Education Programs: Enduring Questions: Pilot Course Grants

Period of Performance

8/1/2014 - 5/31/2017

Funding Totals

$32,995.00 (approved)
$32,995.00 (awarded)


NEH Enduring Questions Course on Religious Tolerance

FAIN: AQ-50990-14

Georgia State University Research Foundation, Inc. (Atlanta, GA 30302-3999)
Andrew Altman (Project Director: September 2013 to August 2017)
Abbas Barzegar (Co Project Director: May 2016 to August 2017)

The development of a mid-level undergraduate course on religious tolerance in Jewish, Christian, Islamic, and secular traditions.

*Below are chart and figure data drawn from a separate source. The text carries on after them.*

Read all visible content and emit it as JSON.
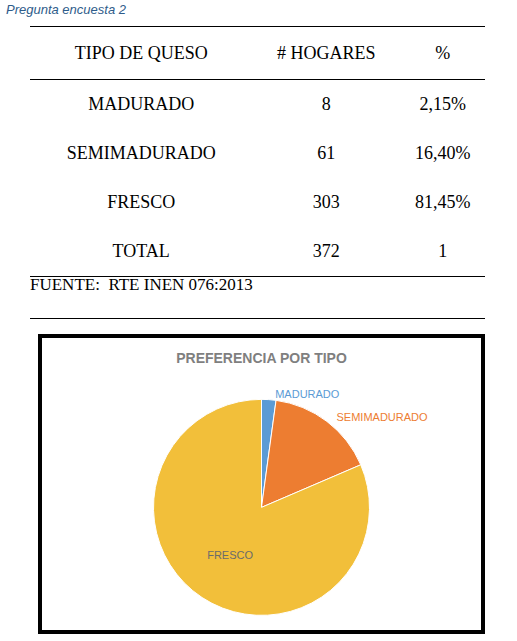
{
  "caption": "Pregunta encuesta 2",
  "table": {
    "header": [
      "TIPO DE QUESO",
      "# HOGARES",
      "%"
    ],
    "rows": [
      [
        "MADURADO",
        "8",
        "2,15%"
      ],
      [
        "SEMIMADURADO",
        "61",
        "16,40%"
      ],
      [
        "FRESCO",
        "303",
        "81,45%"
      ],
      [
        "TOTAL",
        "372",
        "1"
      ]
    ]
  },
  "source": "FUENTE:  RTE INEN 076:2013",
  "chart_data": {
    "type": "pie",
    "title": "PREFERENCIA POR TIPO",
    "categories": [
      "MADURADO",
      "SEMIMADURADO",
      "FRESCO"
    ],
    "values": [
      2.15,
      16.4,
      81.45
    ],
    "colors": [
      "#5b9bd5",
      "#ed7d31",
      "#f2bf3a"
    ]
  }
}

The development of a mid-level undergraduate course on religious tolerance from Jewish, Christian, Islamic and secular traditions. Andrew Altman (professor of philosophy) and Abbas Barzegar (assistant professor of religious studies) develop a fourteen-week seminar for sophomores and juniors that examines the ethical questions arising from religious difference. They consider a range of competing answers to the questions across the centuries from both religious and secular sources. Students study and debate the perspectives offered through four main course units. The first, on the emergence of religious tolerance in Christian Europe, counterpoints readings from medieval and early modern Christian theologians such as Augustine, Luther, and Calvin, who argued against tolerating heretical views, with defenses of tolerance from such thinkers as Locke, Spinoza, and Mendelssohn. The second unit explores how major thinkers of the Islamic world addressed issues of tolerance and intolerance. Students read works by medieval authors justifying ecumenical and inter-religious exchange (al-Ghazali and Ibn 'Arabi) or advocating exclusion (Ibn Tamiyya) and then consider contemporary theorists (such as Tariq Ramadan) who consider Islam's relationship to values of freedom and equality. The third section, From Jewish Emancipation to the Holocaust: The Spread and Collapse of Enlightenment Values, examines Enlightenment-era debates on Jewish emancipation in Europe followed by the rise of Nazi anti-Semitism, with readings from Arendt, Goldhagen, and Levinas. The final unit takes up contemporary issues of tolerance for liberal democracies, offering perspectives from philosophy (Rawls), political theory (Andrew March), and Islamic studies (Vincent Cornell). Students write three papers; in addition, they contribute to a publicly accessible course website containing information and analyses of historical and current events related to religious tolerance. The university's Center for Ethics, where Altman serves as Director of Research, collaborates in offering course-related forums, open to the campus and the public, for scholars to discuss issues of tolerance.